Freilich was recruited by NASA in November 2006 to become director of the NASA Earth Science Division in the Science Mission Directorate. In this position he was responsible for leadership and management of all aspects of NASA's Earth Science Division, including Flight (satellite and airborne), Research and Analysis, Applied Sciences, and Earth Science Technology Office elements.
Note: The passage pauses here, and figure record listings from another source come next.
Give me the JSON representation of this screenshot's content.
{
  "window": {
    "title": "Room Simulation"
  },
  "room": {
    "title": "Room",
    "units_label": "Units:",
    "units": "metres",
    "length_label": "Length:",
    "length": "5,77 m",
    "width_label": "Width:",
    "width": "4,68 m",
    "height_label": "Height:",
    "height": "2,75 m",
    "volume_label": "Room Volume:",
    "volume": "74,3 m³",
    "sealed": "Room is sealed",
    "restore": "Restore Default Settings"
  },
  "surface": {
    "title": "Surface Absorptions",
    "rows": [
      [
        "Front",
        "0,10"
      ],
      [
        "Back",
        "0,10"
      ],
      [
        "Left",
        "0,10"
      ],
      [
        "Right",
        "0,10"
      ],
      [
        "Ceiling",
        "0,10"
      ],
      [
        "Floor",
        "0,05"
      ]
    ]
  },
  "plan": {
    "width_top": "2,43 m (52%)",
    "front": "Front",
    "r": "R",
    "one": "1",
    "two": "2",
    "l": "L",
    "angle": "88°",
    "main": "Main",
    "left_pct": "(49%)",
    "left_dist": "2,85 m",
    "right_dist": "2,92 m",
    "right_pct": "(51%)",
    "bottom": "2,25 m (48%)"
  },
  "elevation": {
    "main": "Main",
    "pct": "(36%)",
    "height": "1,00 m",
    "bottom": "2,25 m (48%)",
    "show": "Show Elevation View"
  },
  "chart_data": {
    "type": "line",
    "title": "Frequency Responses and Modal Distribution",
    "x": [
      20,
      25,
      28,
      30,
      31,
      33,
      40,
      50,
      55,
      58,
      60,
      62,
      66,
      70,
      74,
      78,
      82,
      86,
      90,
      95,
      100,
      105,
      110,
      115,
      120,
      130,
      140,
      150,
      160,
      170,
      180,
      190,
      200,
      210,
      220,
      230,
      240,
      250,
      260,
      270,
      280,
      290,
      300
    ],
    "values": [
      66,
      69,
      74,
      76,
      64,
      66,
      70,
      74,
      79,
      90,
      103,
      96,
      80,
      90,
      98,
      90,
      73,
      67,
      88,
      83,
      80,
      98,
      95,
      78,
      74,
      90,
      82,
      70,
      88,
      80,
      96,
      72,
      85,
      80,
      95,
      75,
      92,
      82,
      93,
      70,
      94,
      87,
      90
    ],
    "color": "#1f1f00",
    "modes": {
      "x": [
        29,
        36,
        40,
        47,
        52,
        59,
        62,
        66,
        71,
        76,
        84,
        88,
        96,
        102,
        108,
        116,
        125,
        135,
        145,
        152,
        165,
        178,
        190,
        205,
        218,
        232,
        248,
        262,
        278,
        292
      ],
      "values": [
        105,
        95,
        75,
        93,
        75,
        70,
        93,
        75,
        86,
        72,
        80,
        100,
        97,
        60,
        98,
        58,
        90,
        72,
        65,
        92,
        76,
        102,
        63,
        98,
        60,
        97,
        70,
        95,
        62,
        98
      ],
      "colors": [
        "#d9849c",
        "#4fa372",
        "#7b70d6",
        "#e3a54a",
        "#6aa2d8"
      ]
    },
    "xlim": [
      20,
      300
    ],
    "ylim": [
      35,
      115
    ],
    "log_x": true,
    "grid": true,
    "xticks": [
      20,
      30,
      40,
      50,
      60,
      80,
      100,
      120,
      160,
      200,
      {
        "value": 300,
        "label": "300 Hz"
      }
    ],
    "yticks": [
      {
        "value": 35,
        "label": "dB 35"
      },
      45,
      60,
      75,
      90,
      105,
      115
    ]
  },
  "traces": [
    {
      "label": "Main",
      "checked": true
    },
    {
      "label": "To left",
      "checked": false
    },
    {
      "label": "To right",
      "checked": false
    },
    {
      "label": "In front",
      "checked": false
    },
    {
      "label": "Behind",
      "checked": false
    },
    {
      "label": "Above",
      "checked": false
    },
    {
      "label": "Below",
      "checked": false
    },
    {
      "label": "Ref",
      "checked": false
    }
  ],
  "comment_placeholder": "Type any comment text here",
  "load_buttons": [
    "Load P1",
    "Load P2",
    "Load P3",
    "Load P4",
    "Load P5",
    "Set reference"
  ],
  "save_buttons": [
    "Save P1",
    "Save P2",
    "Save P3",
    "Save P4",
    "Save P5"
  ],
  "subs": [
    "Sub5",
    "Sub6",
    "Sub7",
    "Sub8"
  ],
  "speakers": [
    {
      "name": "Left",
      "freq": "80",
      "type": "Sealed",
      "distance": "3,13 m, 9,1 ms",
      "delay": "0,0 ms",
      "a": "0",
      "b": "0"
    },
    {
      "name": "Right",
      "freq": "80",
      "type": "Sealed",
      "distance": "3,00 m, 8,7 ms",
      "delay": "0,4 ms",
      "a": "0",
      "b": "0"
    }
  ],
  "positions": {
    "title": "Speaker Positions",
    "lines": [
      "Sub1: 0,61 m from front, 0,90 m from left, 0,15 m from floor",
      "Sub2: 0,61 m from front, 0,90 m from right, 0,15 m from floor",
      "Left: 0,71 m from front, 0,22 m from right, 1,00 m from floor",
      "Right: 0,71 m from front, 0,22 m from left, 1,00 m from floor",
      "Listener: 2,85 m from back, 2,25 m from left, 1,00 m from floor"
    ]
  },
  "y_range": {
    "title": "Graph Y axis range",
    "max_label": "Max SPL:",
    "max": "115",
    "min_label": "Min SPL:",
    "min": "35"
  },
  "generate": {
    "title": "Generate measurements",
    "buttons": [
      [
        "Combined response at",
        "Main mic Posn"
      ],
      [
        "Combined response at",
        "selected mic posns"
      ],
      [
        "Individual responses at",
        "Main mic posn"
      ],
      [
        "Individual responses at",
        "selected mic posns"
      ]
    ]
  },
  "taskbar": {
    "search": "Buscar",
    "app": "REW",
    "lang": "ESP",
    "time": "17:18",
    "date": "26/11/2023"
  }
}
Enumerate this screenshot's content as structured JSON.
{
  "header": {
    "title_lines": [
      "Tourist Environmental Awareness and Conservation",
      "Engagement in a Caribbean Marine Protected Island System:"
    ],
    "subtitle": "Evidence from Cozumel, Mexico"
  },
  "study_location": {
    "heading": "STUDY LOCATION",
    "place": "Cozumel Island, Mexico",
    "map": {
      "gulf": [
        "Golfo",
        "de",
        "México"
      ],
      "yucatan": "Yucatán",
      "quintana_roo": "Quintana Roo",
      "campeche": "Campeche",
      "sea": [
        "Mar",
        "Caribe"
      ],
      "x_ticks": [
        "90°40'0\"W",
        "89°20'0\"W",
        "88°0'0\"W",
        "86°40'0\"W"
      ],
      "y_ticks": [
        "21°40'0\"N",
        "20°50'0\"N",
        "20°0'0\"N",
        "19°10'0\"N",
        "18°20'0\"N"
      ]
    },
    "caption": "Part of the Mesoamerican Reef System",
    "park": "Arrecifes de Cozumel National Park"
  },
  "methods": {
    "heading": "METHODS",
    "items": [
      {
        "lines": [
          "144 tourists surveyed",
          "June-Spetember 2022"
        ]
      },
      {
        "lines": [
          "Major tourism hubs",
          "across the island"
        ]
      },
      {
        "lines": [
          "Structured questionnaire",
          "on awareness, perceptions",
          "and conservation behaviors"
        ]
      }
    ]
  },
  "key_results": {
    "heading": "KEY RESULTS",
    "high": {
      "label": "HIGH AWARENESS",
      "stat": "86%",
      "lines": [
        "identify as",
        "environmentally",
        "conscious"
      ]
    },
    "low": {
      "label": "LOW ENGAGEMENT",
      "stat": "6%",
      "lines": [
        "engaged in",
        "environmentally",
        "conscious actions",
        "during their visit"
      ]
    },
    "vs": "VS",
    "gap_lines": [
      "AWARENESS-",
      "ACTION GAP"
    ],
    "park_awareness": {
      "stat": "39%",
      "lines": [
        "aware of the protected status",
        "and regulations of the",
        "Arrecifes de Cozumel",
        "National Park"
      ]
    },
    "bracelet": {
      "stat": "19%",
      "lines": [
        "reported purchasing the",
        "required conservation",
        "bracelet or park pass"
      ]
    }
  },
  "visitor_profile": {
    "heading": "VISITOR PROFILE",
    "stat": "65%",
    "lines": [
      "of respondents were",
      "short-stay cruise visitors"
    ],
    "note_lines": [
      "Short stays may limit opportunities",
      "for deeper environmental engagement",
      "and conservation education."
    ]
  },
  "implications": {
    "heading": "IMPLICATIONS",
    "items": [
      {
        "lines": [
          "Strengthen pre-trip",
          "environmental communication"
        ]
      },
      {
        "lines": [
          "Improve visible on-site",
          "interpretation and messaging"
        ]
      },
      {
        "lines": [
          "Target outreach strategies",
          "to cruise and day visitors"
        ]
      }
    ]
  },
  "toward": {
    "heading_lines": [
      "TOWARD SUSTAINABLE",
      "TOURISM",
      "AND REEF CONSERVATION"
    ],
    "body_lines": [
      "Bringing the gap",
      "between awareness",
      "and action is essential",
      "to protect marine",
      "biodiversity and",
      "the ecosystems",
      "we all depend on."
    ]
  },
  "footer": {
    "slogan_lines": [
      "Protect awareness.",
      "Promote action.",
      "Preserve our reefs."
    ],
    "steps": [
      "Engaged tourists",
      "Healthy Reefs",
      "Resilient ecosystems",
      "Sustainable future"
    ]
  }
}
Freilich served on the National Research Council’s Ocean Studies and Space Studies Boards, and he chaired the NRC Committee on Earth Studies (2001-2005). He was Vice-Chair of the U.S. Global Change Research Program, was Chair of the Committee on Earth Observation Satellites(CEOS) Strategic Implementation Team (2011-2013), and was the NASA CEOS Principal. Among his many awards, Freilich received the JPL Director’s Research Achievement Award (1988), the NASA Public Service Medal (1999), and the AMS Verner Suomi Award (2004). He was elected Fellow of the American Meteorological Society in 2004, and in 2008 he delivered the NRC/Smithsonian Roger Revelle Commemorative Lecture. In 2018 he received the NASA Distinguished Achievement Award, in 2018 the NASA Distinguished Service Medal, and also the Distinguished Presidential Rank Award.

Michael Freilich died at home of pancreatic cancer on the 5th of August 2020 . In addition to his brother, he is survived by wife Shoshannah; daughter Sarah; son Daniel; mother Paula; a sister; a granddaughter; and other relatives.